Restaurant operators maintained a positive outlook in May, the only catch is that it was not quite as positive as recent months. And that set of mixed results is indicative of the overall U.S. economic climate, foodservice included.
The May Restaurant Performance Index fell by 0.2 percent but stayed in positive territory, posting a score of 101.4, marking the seventh straight month of industry expansion. Both of the RPI's major components — the Current Situation Index and the Expectations Index — fell by 0.2 percent. The number of operators reporting an increase in same store sales rose in May over April while fewer operators said that customer traffic was up last month vs. April.
On a positive note, 46 percent of those surveyed said they had made a capital expenditure for expansion, remodeling and/or major equipment purchase in the last 3 months, which was up from 44 percent in April. And, 55 percent of the operators in the study plan to make a capital expenditure in the next 6 months, which is up from 52 percent in April.
Economic News This Week
- Following up on news of last week, both the New York Times and the Wall Street Journal ran articles that somewhat cautiously indicated that the housing market was beginning to heal. The National Association of Realtors said that pending home sales rose 5.9 percent in May, which is a two-year high and 13 percent more than May 2011. Meanwhile, Equifax released news that severely late mortgage payments (90 days or more) are down 45 percent in May from its peak in January 2010. Also, construction spending rose stronger than expected, up 0.9 percent in May. And it is reported that Quicken Loans and other mortgage companies are hiring additional staff.
- While the housing market seems to be improving, the manufacturing segment, which has been a bright spot in the economy the last couple of years, may be faltering. The Institute for Supply Management's Manufacturing Index fell to less than 50, indicating that manufacturing was contracting. The index for June was 49.7, which marks the first time the index has shown negative growth since July 2009. The Wall Street Journal says the primary cause for the slowdown is the faltering European economy. On the other hand durable goods orders rose a stronger than expected 1.1 percent in May after two months of decline. And the Chicago area Production Manufacturing Index ticked up slightly in June to 52.9 vs. 52.7 in May. The latest conflicting data comes from the government, stating that factory orders in May rose 0.7 percent, which was unexpectedly high.

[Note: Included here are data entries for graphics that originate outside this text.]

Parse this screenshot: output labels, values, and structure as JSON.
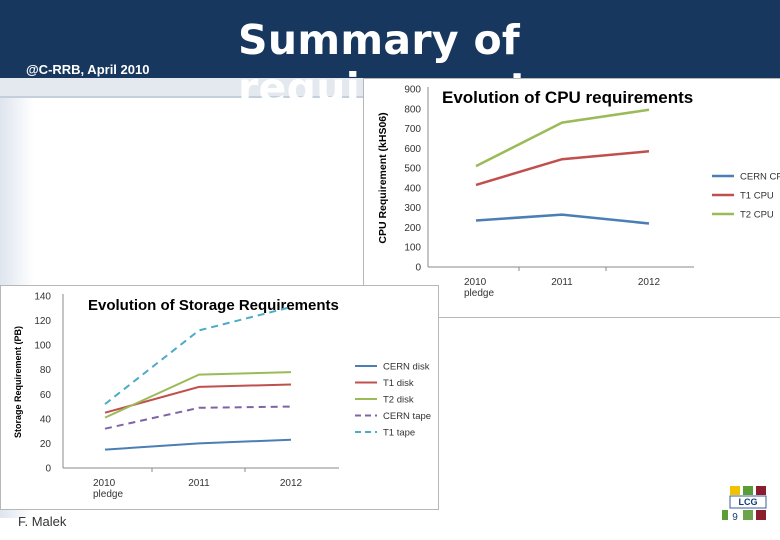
{
  "slide": {
    "title": "Summary of requirements",
    "tag": "@C-RRB, April 2010",
    "author": "F. Malek",
    "page_number": "9",
    "logo_text": "LCG"
  },
  "chart_data": [
    {
      "type": "line",
      "title": "Evolution of CPU requirements",
      "ylabel": "CPU Requirement (kHS06)",
      "xlabel": "",
      "categories": [
        "2010 pledge",
        "2011",
        "2012"
      ],
      "category_lines": [
        [
          "2010",
          "pledge"
        ],
        [
          "2011"
        ],
        [
          "2012"
        ]
      ],
      "ylim": [
        0,
        900
      ],
      "yticks": [
        0,
        100,
        200,
        300,
        400,
        500,
        600,
        700,
        800,
        900
      ],
      "legend": "right",
      "series": [
        {
          "name": "CERN CPU",
          "color": "#4a7eb5",
          "dash": false,
          "values": [
            235,
            265,
            220
          ]
        },
        {
          "name": "T1 CPU",
          "color": "#c0504d",
          "dash": false,
          "values": [
            415,
            545,
            585
          ]
        },
        {
          "name": "T2 CPU",
          "color": "#9bbb59",
          "dash": false,
          "values": [
            510,
            730,
            795
          ]
        }
      ]
    },
    {
      "type": "line",
      "title": "Evolution of Storage Requirements",
      "ylabel": "Storage Requirement (PB)",
      "xlabel": "",
      "categories": [
        "2010 pledge",
        "2011",
        "2012"
      ],
      "category_lines": [
        [
          "2010",
          "pledge"
        ],
        [
          "2011"
        ],
        [
          "2012"
        ]
      ],
      "ylim": [
        0,
        140
      ],
      "yticks": [
        0,
        20,
        40,
        60,
        80,
        100,
        120,
        140
      ],
      "legend": "right",
      "series": [
        {
          "name": "CERN disk",
          "color": "#4a7eb5",
          "dash": false,
          "values": [
            15,
            20,
            23
          ]
        },
        {
          "name": "T1 disk",
          "color": "#c0504d",
          "dash": false,
          "values": [
            45,
            66,
            68
          ]
        },
        {
          "name": "T2 disk",
          "color": "#9bbb59",
          "dash": false,
          "values": [
            41,
            76,
            78
          ]
        },
        {
          "name": "CERN tape",
          "color": "#8064a2",
          "dash": true,
          "values": [
            32,
            49,
            50
          ]
        },
        {
          "name": "T1 tape",
          "color": "#4bacc6",
          "dash": true,
          "values": [
            52,
            112,
            131
          ]
        }
      ]
    }
  ]
}
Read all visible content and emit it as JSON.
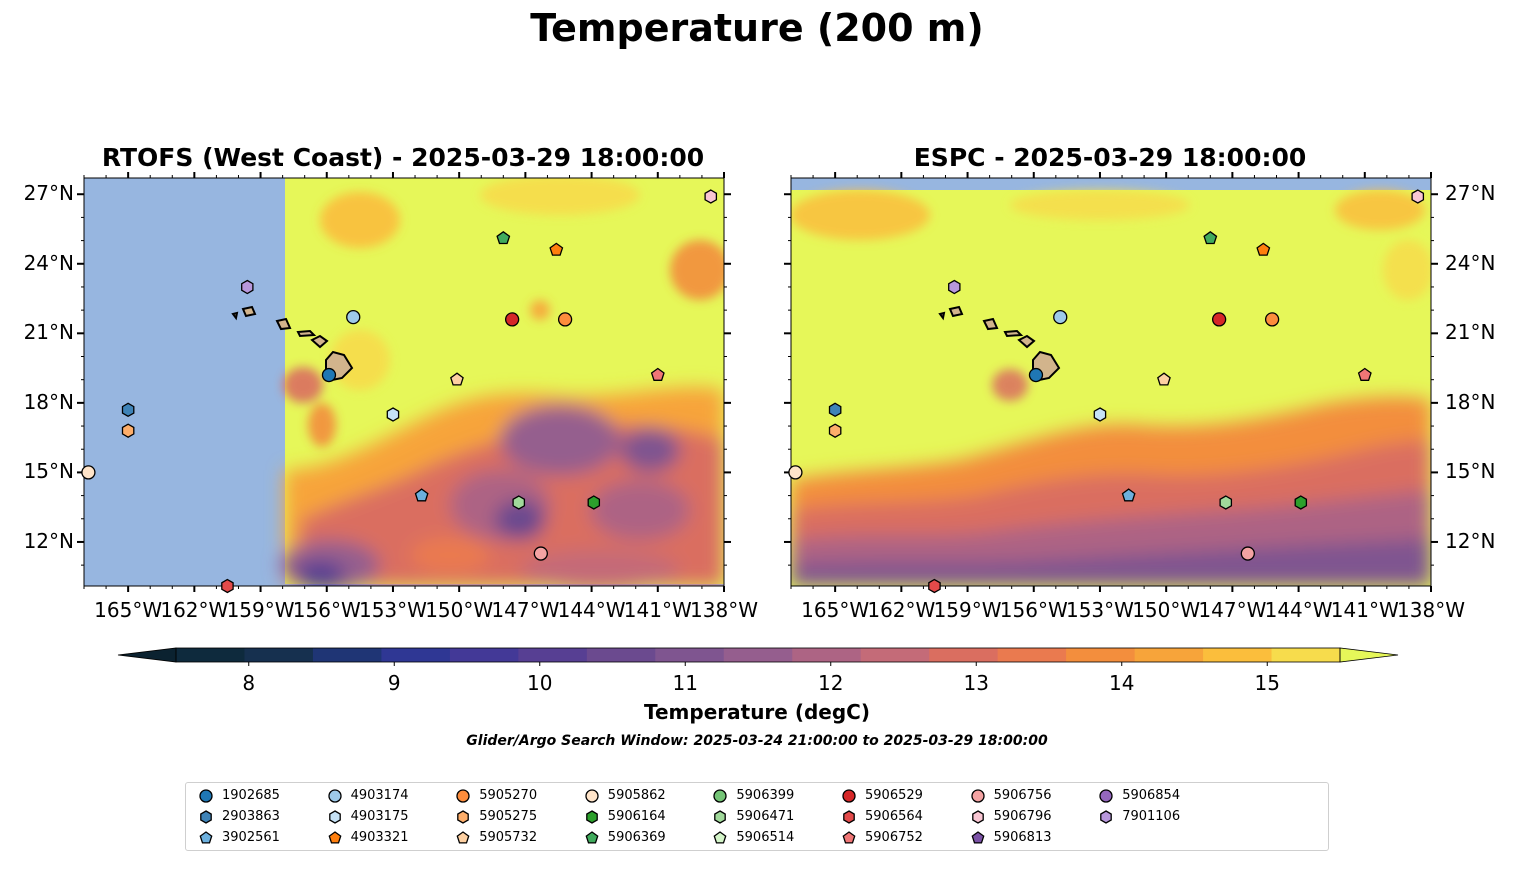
{
  "figure": {
    "title": "Temperature (200 m)",
    "left_panel_title": "RTOFS (West Coast) - 2025-03-29 18:00:00",
    "right_panel_title": "ESPC - 2025-03-29 18:00:00",
    "search_window": "Glider/Argo Search Window: 2025-03-24 21:00:00 to 2025-03-29 18:00:00"
  },
  "axes": {
    "lon_ticks": [
      "165°W",
      "162°W",
      "159°W",
      "156°W",
      "153°W",
      "150°W",
      "147°W",
      "144°W",
      "141°W",
      "138°W"
    ],
    "lat_ticks": [
      "27°N",
      "24°N",
      "21°N",
      "18°N",
      "15°N",
      "12°N"
    ],
    "lon_range": [
      -167,
      -138
    ],
    "lat_range": [
      10.1,
      27.7
    ]
  },
  "colorbar": {
    "label": "Temperature (degC)",
    "tick_labels": [
      "8",
      "9",
      "10",
      "11",
      "12",
      "13",
      "14",
      "15"
    ],
    "range": [
      7.5,
      15.5
    ],
    "colors": [
      "#0e2a3d",
      "#16304f",
      "#1f3575",
      "#2f3794",
      "#433997",
      "#573f93",
      "#6b4a8f",
      "#7f5590",
      "#955e8e",
      "#ad6484",
      "#c46b78",
      "#da6e60",
      "#ea7a4f",
      "#f38e3d",
      "#f7a43a",
      "#fbbe3c",
      "#f7dc4c"
    ],
    "under_color": "#0b2230",
    "over_color": "#e6f759"
  },
  "map_colors": {
    "land": "#d2b48c",
    "no_data": "#97b6e0",
    "warm_fill": "#e6f759"
  },
  "legend": [
    {
      "id": "1902685",
      "marker": "circle",
      "color": "#1f77b4"
    },
    {
      "id": "2903863",
      "marker": "hexagon",
      "color": "#3f83b7"
    },
    {
      "id": "3902561",
      "marker": "pentagon",
      "color": "#6cb0de"
    },
    {
      "id": "4903174",
      "marker": "circle",
      "color": "#9ecae9"
    },
    {
      "id": "4903175",
      "marker": "hexagon",
      "color": "#c6e2f6"
    },
    {
      "id": "4903321",
      "marker": "pentagon",
      "color": "#ff7f0e"
    },
    {
      "id": "5905270",
      "marker": "circle",
      "color": "#fd8d3c"
    },
    {
      "id": "5905275",
      "marker": "hexagon",
      "color": "#fdae6b"
    },
    {
      "id": "5905732",
      "marker": "pentagon",
      "color": "#fdd0a2"
    },
    {
      "id": "5905862",
      "marker": "circle",
      "color": "#ffe4c9"
    },
    {
      "id": "5906164",
      "marker": "hexagon",
      "color": "#2ca02c"
    },
    {
      "id": "5906369",
      "marker": "pentagon",
      "color": "#41ab5d"
    },
    {
      "id": "5906399",
      "marker": "circle",
      "color": "#74c476"
    },
    {
      "id": "5906471",
      "marker": "hexagon",
      "color": "#a1d99b"
    },
    {
      "id": "5906514",
      "marker": "pentagon",
      "color": "#d4f5c9"
    },
    {
      "id": "5906529",
      "marker": "circle",
      "color": "#d62728"
    },
    {
      "id": "5906564",
      "marker": "hexagon",
      "color": "#e34a4a"
    },
    {
      "id": "5906752",
      "marker": "pentagon",
      "color": "#f07676"
    },
    {
      "id": "5906756",
      "marker": "circle",
      "color": "#f4a3a3"
    },
    {
      "id": "5906796",
      "marker": "hexagon",
      "color": "#f9c6d3"
    },
    {
      "id": "5906813",
      "marker": "pentagon",
      "color": "#7b52a6"
    },
    {
      "id": "5906854",
      "marker": "circle",
      "color": "#9467bd"
    },
    {
      "id": "7901106",
      "marker": "hexagon",
      "color": "#b898dc"
    }
  ],
  "floats": [
    {
      "id": "1902685",
      "lon": -155.9,
      "lat": 19.2
    },
    {
      "id": "2903863",
      "lon": -165.0,
      "lat": 17.7
    },
    {
      "id": "3902561",
      "lon": -151.7,
      "lat": 14.0
    },
    {
      "id": "4903174",
      "lon": -154.8,
      "lat": 21.7
    },
    {
      "id": "4903175",
      "lon": -153.0,
      "lat": 17.5
    },
    {
      "id": "4903321",
      "lon": -145.6,
      "lat": 24.6
    },
    {
      "id": "5905270",
      "lon": -145.2,
      "lat": 21.6
    },
    {
      "id": "5905275",
      "lon": -165.0,
      "lat": 16.8
    },
    {
      "id": "5905732",
      "lon": -150.1,
      "lat": 19.0
    },
    {
      "id": "5905862",
      "lon": -166.8,
      "lat": 15.0
    },
    {
      "id": "5906164",
      "lon": -143.9,
      "lat": 13.7
    },
    {
      "id": "5906369",
      "lon": -148.0,
      "lat": 25.1
    },
    {
      "id": "5906471",
      "lon": -147.3,
      "lat": 13.7
    },
    {
      "id": "5906529",
      "lon": -147.6,
      "lat": 21.6
    },
    {
      "id": "5906564",
      "lon": -160.5,
      "lat": 10.1
    },
    {
      "id": "5906752",
      "lon": -141.0,
      "lat": 19.2
    },
    {
      "id": "5906756",
      "lon": -146.3,
      "lat": 11.5
    },
    {
      "id": "5906796",
      "lon": -138.6,
      "lat": 26.9
    },
    {
      "id": "7901106",
      "lon": -159.6,
      "lat": 23.0
    }
  ]
}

- First time jobless claims continue to run higher than economists would like to see, hitting 386,000 for the week ending June 22. This is the fifth week in a row that claims exceeded 380,000. Initial jobless claims for the previous week were revised up to 392,000.
- Gross Domestic Product for the first quarter remained at a mediocre +1.9 percent according to the government's third estimate.
- The Reuters/U. of Michigan Consumer Sentiment Index fells to 73.2 in June from an initial 74.1 and down considerably from 79.3 in May. Gallup's consumer confidence index slid downwards for the last four weeks and is back to where it stood in the first quarter of the year.
- U.S. consumers cut back in May with a spending fall of 0.1 percent. This the first decline since November 2011. Spending in April and March were revised lower, too. Personal income in May rose 0.2 percent so consumers chose to save more, which is another sign the lack of confidence in the economy.
Foodservice News This week
- Starbucks is expanding their wine, beer and "small plates" evening menu from the initial test in the chain's home turf of the Pacific Northwest to select stores in the greater Chicago area.
- Northerners think that things move slower in the south but research from the Sandelman Quick Track Study tells us that when it comes to fast food, the south reigns. The report states that the top ten markets with the most super heavy fast food users — individual with 20-plus visits a month — are Dallas, Houston, and McAllen, Texas; Memphis; Greensboro and Greenville, N.C.; Columbia, S.C.; and Lexington, Ky. The only two of the top 10 not in the south are Providence, R.I. and Huntington/Charleston, W.V.
- Tesco, parent of the Fresh & Easy food chain that prominently features a wide variety of take out meals, has been under pressure from investors because of the red ink the U.S. subsidiary is generating. Tesco's executives have promised to pull the plug on Fresh & Easy if the venture doesn't become profitable.
- NPD's CREST study reported that in the first quarter of this year that 6 percent of restaurant visits and 8 percent of restaurant spending were influenced by online marketing. Further, online marketing was effective in attracting new customers with online marketing-influenced visits, 26 percent were first time visits to a specific restaurant. This is more than twice the new buyer incidence for restaurants overall.
- Krispy Kreme, in what the company says is a carefully planned expansion, will open 25 new stores next year. Subway has opened their third restaurant in Romania with at least two more planned. Pollo Tropical has signed a multi-franchise agreement for at least five restaurants in Guatemala. Smashburger signed six new franchise partners, which will bring a combined new 44 units across the country. Wendy's plans to open 100 company owned units in the U.S. in 2013. Red Robin will be opening a restaurant in the Orlando area while stating that central Florida is "primed" for 8 to 10 units.
- CKE reported that comparable store sales were up 2.6 percent for the company with both Carl's Jr. and Hardee's both up 2.6 percent.